Elsewhere David Black, chief executive of OfWat, defended the regulator’s record of holding water companies to account over leakages, new investment, targets and building resilience, as more frequent extreme weather events put the system under increasing pressure, but acknowledged underperforming firms need to “up their game”.
Speaking to BBC Radio 4’s Today programme, he said: “We certainly agree that customers should get better service and expect better service, and that’s why we have set performance targets that aim in every case to drive better performance from companies.”
Asked whether he thinks there is currently nothing wrong with the system, he said: “No, I think that companies like Thames and Southern really need to up their game.
“When we see poor performance – I think the water supply interruption you referred to earlier – is quite simply unacceptable,” he added.

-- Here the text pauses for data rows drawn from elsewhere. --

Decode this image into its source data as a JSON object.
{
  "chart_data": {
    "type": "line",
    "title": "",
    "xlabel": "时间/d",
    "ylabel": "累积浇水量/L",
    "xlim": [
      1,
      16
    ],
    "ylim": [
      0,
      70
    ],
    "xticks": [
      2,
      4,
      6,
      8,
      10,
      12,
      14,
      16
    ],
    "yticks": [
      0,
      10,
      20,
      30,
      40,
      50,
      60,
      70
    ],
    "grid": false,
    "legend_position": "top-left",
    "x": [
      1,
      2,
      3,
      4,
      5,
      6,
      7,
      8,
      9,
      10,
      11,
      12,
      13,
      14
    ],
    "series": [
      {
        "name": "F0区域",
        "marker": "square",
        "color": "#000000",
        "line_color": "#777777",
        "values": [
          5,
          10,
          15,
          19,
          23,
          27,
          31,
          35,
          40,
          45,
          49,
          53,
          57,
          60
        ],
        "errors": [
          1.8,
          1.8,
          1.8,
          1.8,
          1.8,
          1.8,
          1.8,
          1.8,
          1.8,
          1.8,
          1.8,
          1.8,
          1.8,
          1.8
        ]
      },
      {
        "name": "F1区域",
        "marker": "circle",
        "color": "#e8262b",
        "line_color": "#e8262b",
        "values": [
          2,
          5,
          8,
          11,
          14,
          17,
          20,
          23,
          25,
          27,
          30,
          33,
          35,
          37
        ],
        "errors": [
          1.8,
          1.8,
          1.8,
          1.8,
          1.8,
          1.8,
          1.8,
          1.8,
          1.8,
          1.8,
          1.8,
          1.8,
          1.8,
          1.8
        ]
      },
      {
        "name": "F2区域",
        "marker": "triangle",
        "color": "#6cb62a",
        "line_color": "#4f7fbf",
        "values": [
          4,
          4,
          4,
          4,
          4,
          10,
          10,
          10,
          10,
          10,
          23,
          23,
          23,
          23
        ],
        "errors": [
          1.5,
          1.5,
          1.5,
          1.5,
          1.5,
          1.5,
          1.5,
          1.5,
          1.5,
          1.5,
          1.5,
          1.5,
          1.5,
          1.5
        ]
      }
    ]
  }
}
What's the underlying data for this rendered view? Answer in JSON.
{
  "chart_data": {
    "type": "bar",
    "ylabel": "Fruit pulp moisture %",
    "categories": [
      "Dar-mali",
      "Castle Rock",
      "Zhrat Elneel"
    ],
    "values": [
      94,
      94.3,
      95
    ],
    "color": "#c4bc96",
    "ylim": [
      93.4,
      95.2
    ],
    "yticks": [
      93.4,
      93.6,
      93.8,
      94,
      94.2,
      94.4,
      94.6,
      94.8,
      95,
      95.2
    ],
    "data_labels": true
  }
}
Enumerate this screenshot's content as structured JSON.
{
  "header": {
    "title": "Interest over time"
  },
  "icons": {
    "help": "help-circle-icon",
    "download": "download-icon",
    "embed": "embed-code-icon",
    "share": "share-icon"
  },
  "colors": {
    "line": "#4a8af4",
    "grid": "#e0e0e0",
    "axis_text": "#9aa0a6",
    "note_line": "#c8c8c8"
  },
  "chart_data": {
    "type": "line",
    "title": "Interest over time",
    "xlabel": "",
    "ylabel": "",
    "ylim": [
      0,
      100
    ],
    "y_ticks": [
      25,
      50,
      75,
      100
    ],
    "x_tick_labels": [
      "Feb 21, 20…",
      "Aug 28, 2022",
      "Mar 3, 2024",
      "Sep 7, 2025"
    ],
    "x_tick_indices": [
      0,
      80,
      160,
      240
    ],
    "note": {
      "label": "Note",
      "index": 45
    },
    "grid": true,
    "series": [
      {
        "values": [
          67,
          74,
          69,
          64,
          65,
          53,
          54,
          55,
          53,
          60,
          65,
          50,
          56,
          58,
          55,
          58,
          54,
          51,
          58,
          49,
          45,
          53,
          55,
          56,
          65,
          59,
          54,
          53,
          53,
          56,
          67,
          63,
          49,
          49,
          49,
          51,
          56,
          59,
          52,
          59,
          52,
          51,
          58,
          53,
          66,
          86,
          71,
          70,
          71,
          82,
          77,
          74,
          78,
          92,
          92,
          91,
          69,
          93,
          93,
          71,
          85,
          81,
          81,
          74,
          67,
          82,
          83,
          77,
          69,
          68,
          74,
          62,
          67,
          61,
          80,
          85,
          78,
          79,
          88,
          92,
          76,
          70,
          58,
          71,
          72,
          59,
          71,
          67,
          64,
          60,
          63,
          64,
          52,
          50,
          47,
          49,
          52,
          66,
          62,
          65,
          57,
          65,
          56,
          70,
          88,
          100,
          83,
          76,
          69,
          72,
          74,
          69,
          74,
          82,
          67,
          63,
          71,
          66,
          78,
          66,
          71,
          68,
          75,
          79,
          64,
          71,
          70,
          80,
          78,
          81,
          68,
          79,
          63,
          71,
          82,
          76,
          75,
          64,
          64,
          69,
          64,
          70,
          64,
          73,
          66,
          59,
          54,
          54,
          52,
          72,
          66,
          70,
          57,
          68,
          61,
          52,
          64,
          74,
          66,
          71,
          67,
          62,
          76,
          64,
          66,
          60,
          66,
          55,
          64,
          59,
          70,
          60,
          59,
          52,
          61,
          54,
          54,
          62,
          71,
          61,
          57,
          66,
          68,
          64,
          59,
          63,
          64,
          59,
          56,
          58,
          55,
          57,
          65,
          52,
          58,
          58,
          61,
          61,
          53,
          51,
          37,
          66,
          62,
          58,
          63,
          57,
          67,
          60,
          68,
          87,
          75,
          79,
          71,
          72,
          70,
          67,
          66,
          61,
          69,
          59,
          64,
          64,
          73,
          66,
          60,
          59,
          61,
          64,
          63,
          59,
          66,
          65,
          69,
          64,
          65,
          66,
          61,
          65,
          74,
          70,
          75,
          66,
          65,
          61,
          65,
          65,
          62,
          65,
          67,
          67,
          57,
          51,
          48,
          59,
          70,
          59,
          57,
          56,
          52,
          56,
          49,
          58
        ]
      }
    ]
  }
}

Asked if OfWat targets are in line with the pressure the system is going to come under in future, he said: “We will refresh our targets at the next price review and so we will look at what can be achieved and what needs to be achieved and set those targets accordingly.”
Mr Black rejected suggestions that investment in water infrastructure has been falling every decade, adding: “Some people are excluding investment in the sector by the way they’ve counted their numbers.
“The data on Ofwat’s website shows that investment has been largely constant over time and that net investment in the sector has improved four-fold.”
Meanwhile, Greater Manchester Police said the body of a teenage girl was found after emergency services were called to Crowswood Road, Stalybridge, west of Manchester, to reports of a person getting into difficulty in water on Monday.